The Lakers have that same goal, of course.

Their motto in these playoffs has been “Leave A Legacy,” a nod to the great Kobe Bryant — the Lakers legend who died, along with his daughter Gianna and seven others, in a helicopter crash on Jan. 26. The last Lakers’ championship was in 2010, when Bryant got his fifth and last title. James has been in the finals every year but once since. There never was a LeBron vs. Kobe finals, to the dismay of many, but in its place comes a finals trip where James and the Lakers will play with Bryant, very much in mind.

To them, in a year where a pandemic halted play on March 11 and the battle against racial inequality and police brutality led to a season that was unprecedented by all possible measures, the only fitting way to end it would be to honor Bryant’s memory with the Lakers’ 17th world title.

“We definitely know that’s what he would want,” Lakers power forward Anthony Davis said.

There’s a respect level that exists between James and the Heat to this day, even though nobody was exactly thrilled to see him leave six years ago.

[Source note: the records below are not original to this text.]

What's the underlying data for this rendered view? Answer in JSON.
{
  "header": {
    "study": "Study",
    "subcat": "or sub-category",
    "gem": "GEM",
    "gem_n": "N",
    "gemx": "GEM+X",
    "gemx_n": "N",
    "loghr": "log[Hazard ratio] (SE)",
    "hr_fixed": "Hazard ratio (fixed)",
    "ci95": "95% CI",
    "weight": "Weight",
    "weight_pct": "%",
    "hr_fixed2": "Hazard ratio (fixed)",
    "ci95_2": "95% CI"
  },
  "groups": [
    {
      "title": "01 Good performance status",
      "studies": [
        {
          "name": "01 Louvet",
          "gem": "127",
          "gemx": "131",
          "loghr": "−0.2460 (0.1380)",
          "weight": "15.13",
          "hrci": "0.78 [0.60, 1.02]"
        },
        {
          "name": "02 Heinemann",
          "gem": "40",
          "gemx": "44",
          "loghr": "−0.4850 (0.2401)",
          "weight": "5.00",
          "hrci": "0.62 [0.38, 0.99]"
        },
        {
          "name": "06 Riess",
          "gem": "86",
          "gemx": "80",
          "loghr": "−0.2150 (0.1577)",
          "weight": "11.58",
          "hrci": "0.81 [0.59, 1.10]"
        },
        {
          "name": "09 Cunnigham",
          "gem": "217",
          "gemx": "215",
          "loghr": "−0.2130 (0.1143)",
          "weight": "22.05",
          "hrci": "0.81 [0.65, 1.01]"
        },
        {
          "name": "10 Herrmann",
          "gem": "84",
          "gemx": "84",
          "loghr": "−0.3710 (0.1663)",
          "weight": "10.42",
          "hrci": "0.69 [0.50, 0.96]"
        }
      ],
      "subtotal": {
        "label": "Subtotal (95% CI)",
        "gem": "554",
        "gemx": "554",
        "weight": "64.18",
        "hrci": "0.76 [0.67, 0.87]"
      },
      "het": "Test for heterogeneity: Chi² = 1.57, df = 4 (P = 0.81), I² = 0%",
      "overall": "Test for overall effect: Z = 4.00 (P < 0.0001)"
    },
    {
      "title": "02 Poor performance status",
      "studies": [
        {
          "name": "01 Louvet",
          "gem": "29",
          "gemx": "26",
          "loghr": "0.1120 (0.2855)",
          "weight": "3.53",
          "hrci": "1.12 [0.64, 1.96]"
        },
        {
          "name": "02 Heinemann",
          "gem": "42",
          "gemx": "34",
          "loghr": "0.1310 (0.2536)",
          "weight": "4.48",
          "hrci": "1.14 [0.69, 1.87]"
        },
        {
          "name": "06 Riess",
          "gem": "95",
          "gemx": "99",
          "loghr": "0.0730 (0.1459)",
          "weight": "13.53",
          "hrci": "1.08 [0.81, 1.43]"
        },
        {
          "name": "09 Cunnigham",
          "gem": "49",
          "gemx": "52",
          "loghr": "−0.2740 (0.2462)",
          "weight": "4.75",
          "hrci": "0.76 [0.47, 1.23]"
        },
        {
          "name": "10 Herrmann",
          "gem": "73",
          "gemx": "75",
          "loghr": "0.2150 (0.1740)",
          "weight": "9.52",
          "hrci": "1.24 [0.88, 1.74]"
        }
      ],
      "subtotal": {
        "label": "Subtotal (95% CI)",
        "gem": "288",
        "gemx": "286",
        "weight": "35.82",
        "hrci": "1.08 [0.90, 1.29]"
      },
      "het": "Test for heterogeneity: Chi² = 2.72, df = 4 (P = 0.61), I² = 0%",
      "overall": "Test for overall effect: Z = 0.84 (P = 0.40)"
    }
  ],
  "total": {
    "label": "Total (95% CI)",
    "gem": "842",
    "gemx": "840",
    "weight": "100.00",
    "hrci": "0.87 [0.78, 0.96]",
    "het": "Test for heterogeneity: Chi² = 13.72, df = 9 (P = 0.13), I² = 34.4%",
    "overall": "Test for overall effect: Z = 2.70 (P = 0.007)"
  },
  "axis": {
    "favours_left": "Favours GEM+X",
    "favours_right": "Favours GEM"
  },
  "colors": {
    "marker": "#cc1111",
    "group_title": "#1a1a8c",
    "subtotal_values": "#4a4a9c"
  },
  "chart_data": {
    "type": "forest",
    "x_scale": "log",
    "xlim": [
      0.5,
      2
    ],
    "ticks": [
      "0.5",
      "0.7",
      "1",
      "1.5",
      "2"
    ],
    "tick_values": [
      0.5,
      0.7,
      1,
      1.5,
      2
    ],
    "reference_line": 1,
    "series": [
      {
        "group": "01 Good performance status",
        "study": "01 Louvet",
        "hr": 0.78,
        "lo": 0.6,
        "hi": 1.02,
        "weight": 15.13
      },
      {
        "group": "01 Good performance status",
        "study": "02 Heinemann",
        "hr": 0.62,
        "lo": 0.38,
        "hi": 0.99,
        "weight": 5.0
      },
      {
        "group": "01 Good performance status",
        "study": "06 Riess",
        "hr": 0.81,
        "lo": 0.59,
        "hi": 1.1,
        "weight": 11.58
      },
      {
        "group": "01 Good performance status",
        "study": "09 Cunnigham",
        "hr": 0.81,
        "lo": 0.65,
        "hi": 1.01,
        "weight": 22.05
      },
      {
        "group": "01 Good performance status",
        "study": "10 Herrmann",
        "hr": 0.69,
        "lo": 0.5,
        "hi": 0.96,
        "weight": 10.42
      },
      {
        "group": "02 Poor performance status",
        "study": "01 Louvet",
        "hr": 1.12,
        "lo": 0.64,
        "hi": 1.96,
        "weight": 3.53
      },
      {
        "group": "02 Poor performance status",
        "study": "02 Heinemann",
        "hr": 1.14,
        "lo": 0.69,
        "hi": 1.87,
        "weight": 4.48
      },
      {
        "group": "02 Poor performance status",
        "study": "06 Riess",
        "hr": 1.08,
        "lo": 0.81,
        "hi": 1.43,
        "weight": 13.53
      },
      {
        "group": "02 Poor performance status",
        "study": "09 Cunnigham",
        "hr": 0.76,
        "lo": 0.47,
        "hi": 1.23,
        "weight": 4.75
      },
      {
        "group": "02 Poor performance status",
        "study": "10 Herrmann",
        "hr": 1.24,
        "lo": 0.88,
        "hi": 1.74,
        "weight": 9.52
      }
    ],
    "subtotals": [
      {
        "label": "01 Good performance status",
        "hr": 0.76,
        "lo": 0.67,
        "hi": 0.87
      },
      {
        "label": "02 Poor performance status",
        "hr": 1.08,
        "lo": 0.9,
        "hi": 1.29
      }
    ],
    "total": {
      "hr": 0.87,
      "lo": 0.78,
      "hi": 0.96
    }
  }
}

James’ return to Miami as an opponent was on Christmas 2014, when the Heat feted him with a tribute video that James deeply appreciated. It’s no secret that his number — 6, the one he wore in Miami — will be retired by the Heat one day. James even lauded Heat coach Fil American Erik Spoelstra on Saturday night when going through the list of “great coaching staffs” that have guided him over the years.